Office Tour Photos
WHAT YOU'LL DO
The Security Risk & Compliance Analyst is responsible for leading compliance-related activities for BCG Omnia’s software and data products and cloud infrastructure environment in alignment with BCG Information Security & Risk Management standards and best practices.
YOU'RE GOOD AT
Working with a myriad of product, engineering, and infrastructure management teams to implement security controls and monitor compliance.
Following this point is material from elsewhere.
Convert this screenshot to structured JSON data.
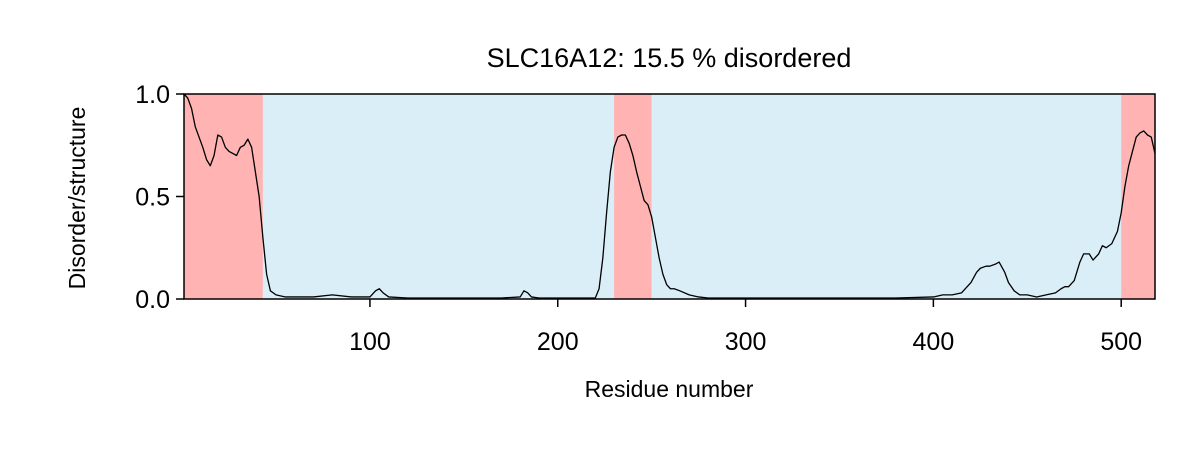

The Security Risk & Compliance Analyst will work with BCG Omnia’s Security & Risk Compliance Manager to:
- Understand compliance requirements of engineering, product, and cloud infrastructure delivery teams.
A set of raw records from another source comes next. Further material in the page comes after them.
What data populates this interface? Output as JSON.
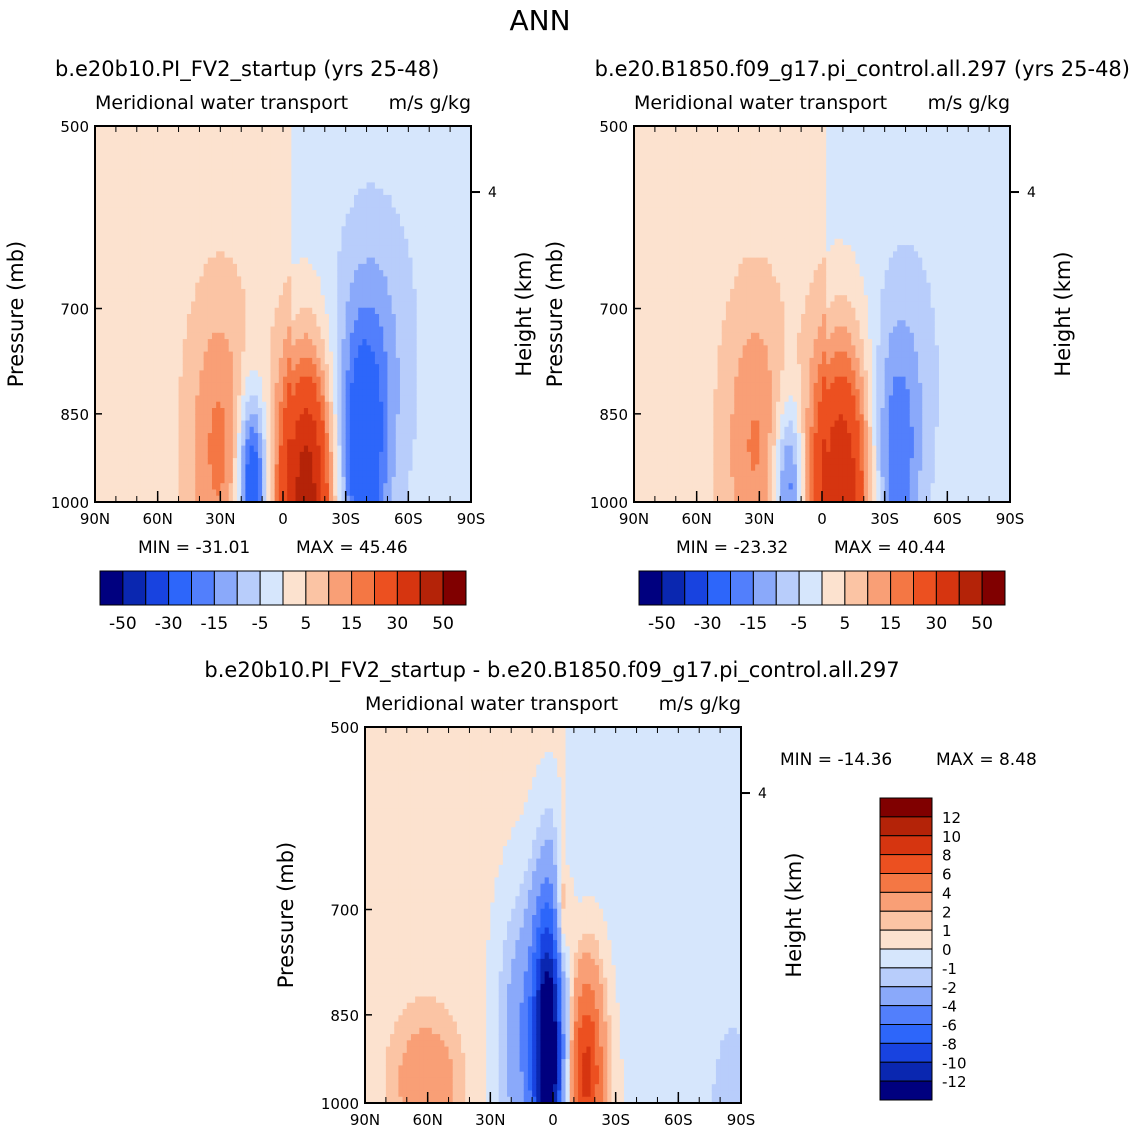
{
  "figure_title": "ANN",
  "chart_data": [
    {
      "type": "heatmap",
      "title": "b.e20b10.PI_FV2_startup (yrs 25-48)",
      "subtitle": "Meridional water transport",
      "units": "m/s g/kg",
      "xlabel": "",
      "ylabel": "Pressure (mb)",
      "y2label": "Height (km)",
      "x_ticks": [
        "90N",
        "60N",
        "30N",
        "0",
        "30S",
        "60S",
        "90S"
      ],
      "y_ticks": [
        500,
        700,
        850,
        1000
      ],
      "y2_ticks": [
        4
      ],
      "ylim": [
        1000,
        500
      ],
      "xlim": [
        "90N",
        "90S"
      ],
      "min": -31.01,
      "max": 45.46,
      "min_label": "MIN = -31.01",
      "max_label": "MAX = 45.46",
      "colorbar": {
        "levels": [
          -50,
          -40,
          -30,
          -20,
          -15,
          -10,
          -5,
          0,
          5,
          10,
          15,
          20,
          30,
          40,
          50
        ],
        "tick_labels": [
          "-50",
          "-30",
          "-15",
          "-5",
          "5",
          "15",
          "30",
          "50"
        ],
        "orientation": "horizontal"
      }
    },
    {
      "type": "heatmap",
      "title": "b.e20.B1850.f09_g17.pi_control.all.297 (yrs 25-48)",
      "subtitle": "Meridional water transport",
      "units": "m/s g/kg",
      "xlabel": "",
      "ylabel": "Pressure (mb)",
      "y2label": "Height (km)",
      "x_ticks": [
        "90N",
        "60N",
        "30N",
        "0",
        "30S",
        "60S",
        "90S"
      ],
      "y_ticks": [
        500,
        700,
        850,
        1000
      ],
      "y2_ticks": [
        4
      ],
      "ylim": [
        1000,
        500
      ],
      "xlim": [
        "90N",
        "90S"
      ],
      "min": -23.32,
      "max": 40.44,
      "min_label": "MIN = -23.32",
      "max_label": "MAX = 40.44",
      "colorbar": {
        "levels": [
          -50,
          -40,
          -30,
          -20,
          -15,
          -10,
          -5,
          0,
          5,
          10,
          15,
          20,
          30,
          40,
          50
        ],
        "tick_labels": [
          "-50",
          "-30",
          "-15",
          "-5",
          "5",
          "15",
          "30",
          "50"
        ],
        "orientation": "horizontal"
      }
    },
    {
      "type": "heatmap",
      "title": "b.e20b10.PI_FV2_startup - b.e20.B1850.f09_g17.pi_control.all.297",
      "subtitle": "Meridional water transport",
      "units": "m/s g/kg",
      "xlabel": "",
      "ylabel": "Pressure (mb)",
      "y2label": "Height (km)",
      "x_ticks": [
        "90N",
        "60N",
        "30N",
        "0",
        "30S",
        "60S",
        "90S"
      ],
      "y_ticks": [
        500,
        700,
        850,
        1000
      ],
      "y2_ticks": [
        4
      ],
      "ylim": [
        1000,
        500
      ],
      "xlim": [
        "90N",
        "90S"
      ],
      "min": -14.36,
      "max": 8.48,
      "min_label": "MIN = -14.36",
      "max_label": "MAX = 8.48",
      "colorbar": {
        "levels": [
          -12,
          -10,
          -8,
          -6,
          -4,
          -2,
          -1,
          0,
          1,
          2,
          4,
          6,
          8,
          10,
          12
        ],
        "tick_labels": [
          "-12",
          "-10",
          "-8",
          "-6",
          "-4",
          "-2",
          "-1",
          "0",
          "1",
          "2",
          "4",
          "6",
          "8",
          "10",
          "12"
        ],
        "orientation": "vertical"
      }
    }
  ],
  "colors": [
    "#00007f",
    "#0a27b0",
    "#1843e0",
    "#2d66fa",
    "#527ffc",
    "#8aa9fa",
    "#b8cdfb",
    "#d6e6fc",
    "#fce2cf",
    "#fbc4a4",
    "#f99f76",
    "#f47744",
    "#ec5020",
    "#d63510",
    "#b42308",
    "#800000"
  ]
}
- Serve as compliance subject matter expert providing guidance.
- Implement compliance strategy in alignment with business requirements, objectives and metrics.
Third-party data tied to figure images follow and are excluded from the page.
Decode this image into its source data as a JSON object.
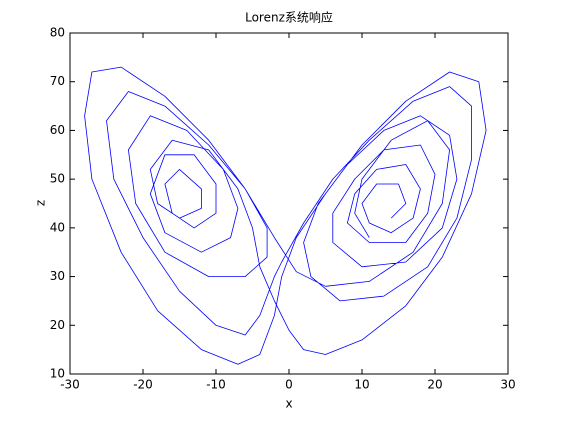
{
  "chart_data": {
    "type": "line",
    "title": "Lorenz系统响应",
    "x_label": "x",
    "y_label": "z",
    "color": "#0000ff",
    "grid": false,
    "xlim": [
      -30,
      30
    ],
    "xticks": [
      -30,
      -20,
      -10,
      0,
      10,
      20,
      30
    ],
    "ylim": [
      10,
      80
    ],
    "yticks": [
      10,
      20,
      30,
      40,
      50,
      60,
      70,
      80
    ],
    "x": [
      14,
      16,
      15,
      12,
      10,
      11,
      14,
      17,
      18,
      16,
      12,
      9,
      8,
      11,
      16,
      19,
      20,
      18,
      13,
      9,
      6,
      6,
      10,
      16,
      21,
      23,
      22,
      18,
      13,
      8,
      4,
      2,
      3,
      7,
      13,
      19,
      23,
      25,
      25,
      22,
      17,
      11,
      6,
      2,
      -1,
      -2,
      -4,
      -6,
      -10,
      -15,
      -20,
      -24,
      -25,
      -22,
      -17,
      -11,
      -6,
      -3,
      -3,
      -6,
      -11,
      -17,
      -21,
      -22,
      -19,
      -14,
      -9,
      -7,
      -8,
      -12,
      -17,
      -19,
      -17,
      -13,
      -10,
      -10,
      -13,
      -16,
      -17,
      -15,
      -12,
      -12,
      -15,
      -18,
      -19,
      -16,
      -11,
      -7,
      -5,
      -4,
      -2,
      0,
      2,
      5,
      10,
      16,
      21,
      25,
      27,
      26,
      22,
      16,
      10,
      5,
      1,
      -1,
      -2,
      -4,
      -7,
      -12,
      -18,
      -23,
      -27,
      -28,
      -27,
      -23,
      -17,
      -11,
      -6,
      -2,
      1,
      5,
      11,
      17,
      21,
      22,
      19,
      14,
      10,
      9,
      11
    ],
    "values": [
      42,
      45,
      49,
      49,
      45,
      41,
      39,
      42,
      48,
      53,
      52,
      47,
      41,
      37,
      37,
      43,
      51,
      57,
      56,
      50,
      43,
      37,
      32,
      33,
      40,
      50,
      59,
      63,
      60,
      53,
      45,
      37,
      30,
      25,
      26,
      32,
      42,
      54,
      65,
      69,
      66,
      58,
      50,
      41,
      33,
      30,
      22,
      18,
      20,
      27,
      38,
      50,
      62,
      68,
      65,
      57,
      48,
      40,
      34,
      30,
      30,
      35,
      45,
      56,
      63,
      60,
      52,
      44,
      38,
      35,
      39,
      47,
      55,
      55,
      49,
      43,
      40,
      43,
      49,
      52,
      48,
      44,
      42,
      45,
      52,
      58,
      56,
      48,
      40,
      32,
      25,
      19,
      15,
      14,
      17,
      24,
      34,
      47,
      60,
      70,
      72,
      66,
      57,
      47,
      38,
      30,
      22,
      14,
      12,
      15,
      23,
      35,
      50,
      63,
      72,
      73,
      67,
      58,
      48,
      38,
      31,
      28,
      29,
      35,
      45,
      56,
      62,
      58,
      50,
      43,
      38
    ]
  }
}
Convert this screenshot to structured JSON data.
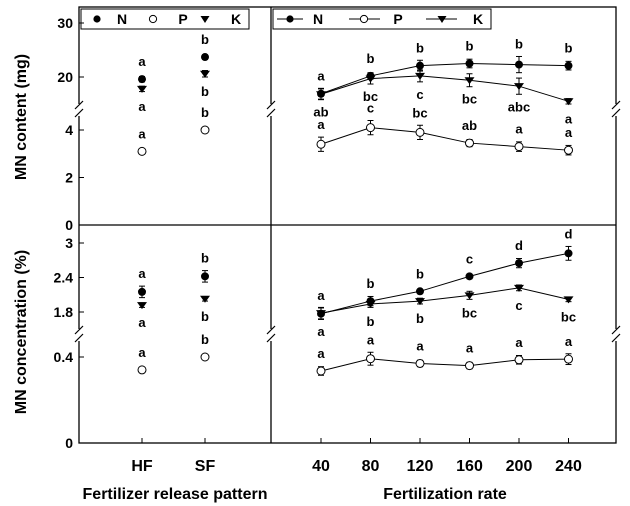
{
  "labels": {
    "ylabel_top": "MN content (mg)",
    "ylabel_bottom": "MN concentration (%)",
    "xlabel_left": "Fertilizer release pattern",
    "xlabel_right": "Fertilization rate"
  },
  "legend": {
    "n": "N",
    "p": "P",
    "k": "K"
  },
  "colors": {
    "ink": "#000000",
    "open_fill": "#ffffff"
  },
  "chart_data": [
    {
      "id": "content-pattern",
      "type": "scatter",
      "ylabel": "MN content (mg)",
      "categories": [
        "HF",
        "SF"
      ],
      "y_ticks_upper": [
        20,
        30
      ],
      "y_ticks_lower": [
        0,
        2,
        4
      ],
      "axis_break": true,
      "series": [
        {
          "name": "N",
          "marker": "filled-circle",
          "values": [
            19.6,
            23.7
          ],
          "err": [
            0.5,
            0.4
          ],
          "letters": [
            "a",
            "b"
          ]
        },
        {
          "name": "P",
          "marker": "open-circle",
          "values": [
            3.1,
            4.0
          ],
          "err": [
            0.08,
            0.12
          ],
          "letters": [
            "a",
            "b"
          ]
        },
        {
          "name": "K",
          "marker": "filled-triangle",
          "values": [
            17.8,
            20.6
          ],
          "err": [
            0.5,
            0.6
          ],
          "letters": [
            "a",
            "b"
          ]
        }
      ]
    },
    {
      "id": "content-rate",
      "type": "line",
      "ylabel": "MN content (mg)",
      "x": [
        40,
        80,
        120,
        160,
        200,
        240
      ],
      "axis_break": true,
      "series": [
        {
          "name": "N",
          "marker": "filled-circle",
          "values": [
            16.9,
            20.2,
            22.1,
            22.5,
            22.3,
            22.1
          ],
          "err": [
            1.0,
            0.6,
            1.0,
            0.8,
            1.5,
            0.8
          ],
          "letters": [
            "a",
            "b",
            "b",
            "b",
            "b",
            "b"
          ]
        },
        {
          "name": "P",
          "marker": "open-circle",
          "values": [
            3.4,
            4.1,
            3.9,
            3.45,
            3.3,
            3.15
          ],
          "err": [
            0.3,
            0.3,
            0.3,
            0.15,
            0.2,
            0.2
          ],
          "letters": [
            "a",
            "c",
            "bc",
            "ab",
            "a",
            "a"
          ]
        },
        {
          "name": "K",
          "marker": "filled-triangle",
          "values": [
            16.8,
            19.7,
            20.2,
            19.4,
            18.3,
            15.5
          ],
          "err": [
            1.0,
            1.0,
            1.1,
            1.2,
            1.5,
            0.5
          ],
          "letters": [
            "ab",
            "bc",
            "c",
            "bc",
            "abc",
            "a"
          ]
        }
      ]
    },
    {
      "id": "concentration-pattern",
      "type": "scatter",
      "ylabel": "MN concentration (%)",
      "categories": [
        "HF",
        "SF"
      ],
      "y_ticks_upper": [
        1.8,
        2.4,
        3.0
      ],
      "y_ticks_lower": [
        0,
        0.4
      ],
      "axis_break": true,
      "series": [
        {
          "name": "N",
          "marker": "filled-circle",
          "values": [
            2.15,
            2.42
          ],
          "err": [
            0.1,
            0.1
          ],
          "letters": [
            "a",
            "b"
          ]
        },
        {
          "name": "P",
          "marker": "open-circle",
          "values": [
            0.34,
            0.4
          ],
          "err": [
            0.01,
            0.01
          ],
          "letters": [
            "a",
            "b"
          ]
        },
        {
          "name": "K",
          "marker": "filled-triangle",
          "values": [
            1.92,
            2.03
          ],
          "err": [
            0.04,
            0.04
          ],
          "letters": [
            "a",
            "b"
          ]
        }
      ]
    },
    {
      "id": "concentration-rate",
      "type": "line",
      "ylabel": "MN concentration (%)",
      "x": [
        40,
        80,
        120,
        160,
        200,
        240
      ],
      "axis_break": true,
      "series": [
        {
          "name": "N",
          "marker": "filled-circle",
          "values": [
            1.77,
            1.99,
            2.16,
            2.42,
            2.65,
            2.82
          ],
          "err": [
            0.1,
            0.08,
            0.04,
            0.04,
            0.08,
            0.12
          ],
          "letters": [
            "a",
            "b",
            "b",
            "c",
            "d",
            "d"
          ]
        },
        {
          "name": "P",
          "marker": "open-circle",
          "values": [
            0.335,
            0.392,
            0.37,
            0.36,
            0.387,
            0.39
          ],
          "err": [
            0.02,
            0.03,
            0.015,
            0.015,
            0.02,
            0.025
          ],
          "letters": [
            "a",
            "a",
            "a",
            "a",
            "a",
            "a"
          ]
        },
        {
          "name": "K",
          "marker": "filled-triangle",
          "values": [
            1.78,
            1.94,
            1.99,
            2.09,
            2.22,
            2.02
          ],
          "err": [
            0.1,
            0.06,
            0.05,
            0.07,
            0.05,
            0.04
          ],
          "letters": [
            "a",
            "b",
            "b",
            "bc",
            "c",
            "bc"
          ]
        }
      ]
    }
  ]
}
- Lead and enhance an information security, risk & compliance management framework.
- Translate legal, statutory and contractual obligations into a unified collection of processes and provide the respective stakeholders with compliance requirements and methodologies.
- Collaborate with engineering, product, and cloud teams to lead effective process improvements.
- Manage external audits, third party penetration tests, and customer assessments.
- Coordinate system audits, reviews, and tests to verify compliance with security policies and standards.
- Support RFP and client agreements process in assessing security requirements from potential clients.
- Collaborate with privacy team on policy and process issues.
- Provide monthly metrics reporting, identify and manage gaps in policy, and work to resolve.
- Updates job knowledge by tracking and understanding relevant frameworks and standards; participating in educational opportunities; reading professional publications; maintaining personal networks; participating in professional organizations.
YOU BRING (EXPERIENCE & QUALIFICATIONS)
- 3-5+ years of experience in information security, compliance, audit and/or risk management
- 3-5+ years of experience in information technology environments
- Knowledge of security issues, trends, best practices
- Familiarity with audit, business and segregation of duties, risks, and controls
- Excellent data analysis skills
- Ability to foresee and identify mitigation strategies for risks
- Knowledge of frameworks and industry standards such as SOC2, ISO 27001, and NIST desirable
- Working knowledge in one or more privacy laws such as GDPR
YOU'LL WORK WITH
You will work in a fast-paced, intellectually challenging, product oriented environment. You will work with application developers, product managers and cloud infrastructure teams to provide security expertise and guidance. You will be a part of an enthusiastic and motivated team of security professionals in support of delivering software and data solutions to our clients.
WHO WE ARE
BCG pioneered strategy consulting more than 50 years ago, and we continue to innovate and redefine the industry. We offer multiple career paths for the world’s best talent to have a real impact on business and society. As part of our team, you will benefit from the breadth and diversity of what we are doing today and where we are headed next. We count on your authenticity, exceptional work, and strong integrity. In return we are committed to supporting you in discovering the most fulfilling career journey possible—and unlocking your potential to advance the world.
BCG Omnia partners with our practice areas—both industries and capabilities—to transform our firm’s unique intellectual property into professional, scalable software and data products that enhance our client service efforts. BCG Omnia employs leading-edge technologies and specialized experts in product design and development, data analytics, and customer delivery to provide world-class business solutions
Boston Consulting Group is an Equal Opportunity Employer. All qualified applicants will receive consideration for employment without regard to race, color, age, religion, sex, sexual orientation, gender identity / expression, national origin, protected veteran status, or any other characteristic protected under federal, state or local law, where applicable, and those with criminal histories will be considered in a manner consistent with applicable state and local laws.